Personal Computer News
17th March 1984
Published in Personal Computer News #053
64 Load And Save Triple Decker
Q. The Commodore 64 is a good micro but has weaknesses, such as the Basic and the tape loading speed. I find the loading speed very annoying as it loads at 600 baud whereas machines like the BBC and Spectrum load at 1200 and 2400 baud respectively. Why is it so much slower than other micros and is there anything I can do to speed it up?
Geoff Connell, Malmesbury, Wilts
A. Working with the cassette recorder on the 64 can be tedious but strictly speaking you're wrong about the baud rates. The Commodore 64 actually loads and saves at 1200 baud but this is effectively halved because all tape operations are done twice with the second copy used as a check against the first. This is why Commodore cassette systems are so reliable.
There are three ways in which you can improve loading and saving times. Firstly, and most obvious, buy a disk drive. Although slow in comparison to other disk systems, it is much faster than tape and offers access to much better software, in addition to random access files and other applications difficult, if not impossible, with the tape drive.
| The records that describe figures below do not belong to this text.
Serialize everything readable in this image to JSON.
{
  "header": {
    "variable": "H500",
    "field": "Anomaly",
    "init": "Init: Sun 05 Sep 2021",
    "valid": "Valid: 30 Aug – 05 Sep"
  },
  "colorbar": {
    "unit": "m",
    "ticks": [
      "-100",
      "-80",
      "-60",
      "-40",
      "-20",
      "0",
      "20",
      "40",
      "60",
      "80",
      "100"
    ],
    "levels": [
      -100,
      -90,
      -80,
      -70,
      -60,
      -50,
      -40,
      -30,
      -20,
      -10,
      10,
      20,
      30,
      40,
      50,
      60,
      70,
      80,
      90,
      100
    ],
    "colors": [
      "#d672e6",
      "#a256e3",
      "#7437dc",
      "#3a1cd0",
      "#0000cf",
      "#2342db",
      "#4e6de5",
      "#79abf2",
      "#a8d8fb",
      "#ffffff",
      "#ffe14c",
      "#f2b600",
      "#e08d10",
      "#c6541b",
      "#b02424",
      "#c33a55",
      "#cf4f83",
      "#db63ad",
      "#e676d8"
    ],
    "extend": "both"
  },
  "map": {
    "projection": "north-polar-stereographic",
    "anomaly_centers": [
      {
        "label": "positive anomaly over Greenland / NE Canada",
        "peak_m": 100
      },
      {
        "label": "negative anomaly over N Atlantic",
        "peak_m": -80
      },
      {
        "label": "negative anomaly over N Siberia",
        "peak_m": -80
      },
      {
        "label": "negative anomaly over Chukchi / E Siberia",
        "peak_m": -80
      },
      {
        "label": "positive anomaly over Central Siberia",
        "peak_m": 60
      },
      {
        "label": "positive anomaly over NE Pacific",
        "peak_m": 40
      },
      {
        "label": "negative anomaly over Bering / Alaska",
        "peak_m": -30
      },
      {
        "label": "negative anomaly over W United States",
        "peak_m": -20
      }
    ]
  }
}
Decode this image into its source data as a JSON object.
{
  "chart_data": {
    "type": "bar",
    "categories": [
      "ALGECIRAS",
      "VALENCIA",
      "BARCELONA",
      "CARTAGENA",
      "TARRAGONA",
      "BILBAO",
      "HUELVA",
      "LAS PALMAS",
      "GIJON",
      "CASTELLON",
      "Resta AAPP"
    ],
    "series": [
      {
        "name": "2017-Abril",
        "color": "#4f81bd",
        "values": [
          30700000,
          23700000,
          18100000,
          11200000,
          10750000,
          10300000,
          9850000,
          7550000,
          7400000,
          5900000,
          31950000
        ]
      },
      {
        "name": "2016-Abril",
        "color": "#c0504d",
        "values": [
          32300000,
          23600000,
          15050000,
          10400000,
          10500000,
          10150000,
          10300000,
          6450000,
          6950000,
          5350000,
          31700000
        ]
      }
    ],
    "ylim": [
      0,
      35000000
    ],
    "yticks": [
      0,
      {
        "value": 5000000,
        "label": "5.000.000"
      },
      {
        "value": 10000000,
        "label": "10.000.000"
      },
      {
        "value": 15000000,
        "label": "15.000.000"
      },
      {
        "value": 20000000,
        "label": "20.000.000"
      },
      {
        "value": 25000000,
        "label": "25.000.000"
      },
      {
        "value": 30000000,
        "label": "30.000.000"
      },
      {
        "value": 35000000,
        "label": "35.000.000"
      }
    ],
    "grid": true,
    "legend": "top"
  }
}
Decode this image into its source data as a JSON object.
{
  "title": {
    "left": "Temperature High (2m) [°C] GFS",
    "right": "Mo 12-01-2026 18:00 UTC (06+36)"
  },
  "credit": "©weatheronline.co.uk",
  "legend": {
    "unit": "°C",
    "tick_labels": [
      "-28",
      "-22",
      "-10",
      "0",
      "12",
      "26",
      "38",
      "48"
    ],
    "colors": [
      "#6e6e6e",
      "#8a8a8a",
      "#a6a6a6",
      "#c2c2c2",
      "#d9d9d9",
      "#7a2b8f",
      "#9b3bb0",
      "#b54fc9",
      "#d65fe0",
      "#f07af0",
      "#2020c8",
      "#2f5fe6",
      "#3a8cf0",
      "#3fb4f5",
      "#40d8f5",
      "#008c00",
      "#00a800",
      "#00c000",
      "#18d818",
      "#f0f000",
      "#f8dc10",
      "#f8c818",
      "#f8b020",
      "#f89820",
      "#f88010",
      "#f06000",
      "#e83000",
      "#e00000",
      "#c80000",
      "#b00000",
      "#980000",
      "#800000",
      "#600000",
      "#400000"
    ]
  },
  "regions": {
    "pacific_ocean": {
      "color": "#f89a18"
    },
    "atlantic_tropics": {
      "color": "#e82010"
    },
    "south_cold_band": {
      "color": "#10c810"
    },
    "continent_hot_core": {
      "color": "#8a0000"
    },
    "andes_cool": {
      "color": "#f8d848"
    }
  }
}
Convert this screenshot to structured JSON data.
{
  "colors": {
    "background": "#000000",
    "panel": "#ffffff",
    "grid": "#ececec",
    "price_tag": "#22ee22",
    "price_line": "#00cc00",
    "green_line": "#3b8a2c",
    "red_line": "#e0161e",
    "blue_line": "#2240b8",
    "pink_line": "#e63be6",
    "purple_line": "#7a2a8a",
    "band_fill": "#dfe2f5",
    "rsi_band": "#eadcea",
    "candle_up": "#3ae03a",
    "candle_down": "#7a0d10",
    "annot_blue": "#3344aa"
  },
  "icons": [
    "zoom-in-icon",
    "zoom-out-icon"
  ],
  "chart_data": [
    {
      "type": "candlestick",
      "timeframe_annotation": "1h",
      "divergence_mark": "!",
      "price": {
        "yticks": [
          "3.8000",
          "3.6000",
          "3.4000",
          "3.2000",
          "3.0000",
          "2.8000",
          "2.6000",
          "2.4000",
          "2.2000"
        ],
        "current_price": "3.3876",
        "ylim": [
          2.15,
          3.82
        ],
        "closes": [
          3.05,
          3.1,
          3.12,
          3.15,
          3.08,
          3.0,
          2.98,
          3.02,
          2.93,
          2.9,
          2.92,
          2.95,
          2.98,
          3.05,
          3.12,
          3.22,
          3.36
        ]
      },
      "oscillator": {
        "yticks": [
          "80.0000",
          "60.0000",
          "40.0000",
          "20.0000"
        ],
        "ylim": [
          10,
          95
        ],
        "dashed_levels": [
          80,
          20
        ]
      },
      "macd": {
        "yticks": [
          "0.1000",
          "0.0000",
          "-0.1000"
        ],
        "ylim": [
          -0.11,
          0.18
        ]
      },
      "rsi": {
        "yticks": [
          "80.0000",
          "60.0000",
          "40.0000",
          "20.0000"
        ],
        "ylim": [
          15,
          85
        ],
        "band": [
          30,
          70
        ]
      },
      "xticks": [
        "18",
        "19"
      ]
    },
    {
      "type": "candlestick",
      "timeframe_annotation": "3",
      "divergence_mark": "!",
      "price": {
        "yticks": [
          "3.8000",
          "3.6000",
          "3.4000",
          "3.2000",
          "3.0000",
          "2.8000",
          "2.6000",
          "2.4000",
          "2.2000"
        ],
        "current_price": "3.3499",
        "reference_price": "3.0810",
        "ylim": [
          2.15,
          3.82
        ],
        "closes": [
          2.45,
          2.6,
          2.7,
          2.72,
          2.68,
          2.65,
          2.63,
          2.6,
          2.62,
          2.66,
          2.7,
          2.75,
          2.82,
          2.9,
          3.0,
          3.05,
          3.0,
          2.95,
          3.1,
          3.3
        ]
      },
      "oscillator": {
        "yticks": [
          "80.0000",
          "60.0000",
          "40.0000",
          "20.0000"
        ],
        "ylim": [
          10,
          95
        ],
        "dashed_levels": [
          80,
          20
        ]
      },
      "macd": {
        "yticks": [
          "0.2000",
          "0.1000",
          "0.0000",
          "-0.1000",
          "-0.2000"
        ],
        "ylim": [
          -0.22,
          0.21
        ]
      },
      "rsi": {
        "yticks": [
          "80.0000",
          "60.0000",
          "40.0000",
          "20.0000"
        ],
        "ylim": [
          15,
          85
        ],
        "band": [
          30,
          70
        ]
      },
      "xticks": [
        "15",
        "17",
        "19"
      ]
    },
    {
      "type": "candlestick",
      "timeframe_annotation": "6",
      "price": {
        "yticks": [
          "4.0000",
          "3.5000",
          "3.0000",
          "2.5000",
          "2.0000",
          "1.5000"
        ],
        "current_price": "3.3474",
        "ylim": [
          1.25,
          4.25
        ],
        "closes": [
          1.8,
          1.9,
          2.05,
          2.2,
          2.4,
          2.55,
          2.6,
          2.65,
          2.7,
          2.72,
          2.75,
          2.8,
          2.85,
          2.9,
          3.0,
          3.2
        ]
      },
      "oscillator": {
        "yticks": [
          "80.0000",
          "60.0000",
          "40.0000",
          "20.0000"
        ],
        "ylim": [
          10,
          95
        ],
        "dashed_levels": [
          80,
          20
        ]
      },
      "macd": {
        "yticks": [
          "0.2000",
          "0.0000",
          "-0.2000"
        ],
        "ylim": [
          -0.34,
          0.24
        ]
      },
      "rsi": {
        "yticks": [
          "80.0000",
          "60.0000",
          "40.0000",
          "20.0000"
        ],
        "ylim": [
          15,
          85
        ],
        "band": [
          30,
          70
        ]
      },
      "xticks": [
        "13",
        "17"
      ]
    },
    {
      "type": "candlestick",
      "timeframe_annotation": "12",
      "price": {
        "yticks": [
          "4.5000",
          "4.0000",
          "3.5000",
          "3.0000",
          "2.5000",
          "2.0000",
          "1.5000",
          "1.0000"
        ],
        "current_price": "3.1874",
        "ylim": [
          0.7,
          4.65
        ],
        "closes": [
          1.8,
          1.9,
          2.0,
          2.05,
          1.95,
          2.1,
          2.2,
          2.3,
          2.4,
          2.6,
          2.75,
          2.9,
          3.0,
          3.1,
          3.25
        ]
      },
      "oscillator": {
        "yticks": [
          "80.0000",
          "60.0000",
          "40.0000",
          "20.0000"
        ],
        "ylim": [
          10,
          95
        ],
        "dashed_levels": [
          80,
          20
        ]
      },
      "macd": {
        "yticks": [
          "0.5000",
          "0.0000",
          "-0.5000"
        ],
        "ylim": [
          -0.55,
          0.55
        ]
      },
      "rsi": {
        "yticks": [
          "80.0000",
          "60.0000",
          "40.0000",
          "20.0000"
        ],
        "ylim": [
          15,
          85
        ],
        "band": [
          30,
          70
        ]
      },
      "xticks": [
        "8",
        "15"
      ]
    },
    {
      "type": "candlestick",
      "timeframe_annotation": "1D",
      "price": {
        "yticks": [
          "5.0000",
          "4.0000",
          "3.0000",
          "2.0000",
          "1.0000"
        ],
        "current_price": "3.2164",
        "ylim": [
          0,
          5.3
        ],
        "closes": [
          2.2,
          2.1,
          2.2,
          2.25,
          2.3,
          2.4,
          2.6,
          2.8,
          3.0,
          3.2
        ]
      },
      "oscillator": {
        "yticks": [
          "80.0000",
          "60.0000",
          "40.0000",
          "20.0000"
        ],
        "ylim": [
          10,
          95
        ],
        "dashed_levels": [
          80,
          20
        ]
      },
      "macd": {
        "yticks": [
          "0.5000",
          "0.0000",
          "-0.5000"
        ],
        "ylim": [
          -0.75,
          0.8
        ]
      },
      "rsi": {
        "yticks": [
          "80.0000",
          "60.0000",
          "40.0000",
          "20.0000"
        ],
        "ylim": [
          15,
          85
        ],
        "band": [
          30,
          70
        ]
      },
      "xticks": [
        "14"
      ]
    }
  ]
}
Second, you could buy a neat little product from Supersoft called Arrow, a cartridge that allows you to load and save programs at several times the normal tape speed. It costs £39. Stack of Liverpool offers a similar gadget for £29, also on cartridge, but Stack's version comes with a machine code monitor and toolkit included.
The problem with these is that they only work with programs you have saved yourself, not with commercial tapes.
Finally you can try the following which will cost you nothing at all...
For each program that you want to load, use the tape counter to find the halfway mark and mark this down on the cassette label or inlay card. When you come to load the program, zero the tape counter then allow the tape to run slightly past the halfway mark. Your program is now in memory, but you can't run it yet.
In direct mode enter the following line:
FOR I=46 TO 50 STEP 2:POKE I,PEEK(832):NEXT:FOR I=45 TO 49 STEP 2:POKE I,PEEK(831):NEXT
This takes the values for the end of Basic, start of variables and start of array storage from the cassette buffer and places them into the zero page pointers. Your program can now be run.
This routine is unnecessary for machine language programs as no Basic pointers are used. You can simply SYS to the start of the machine code.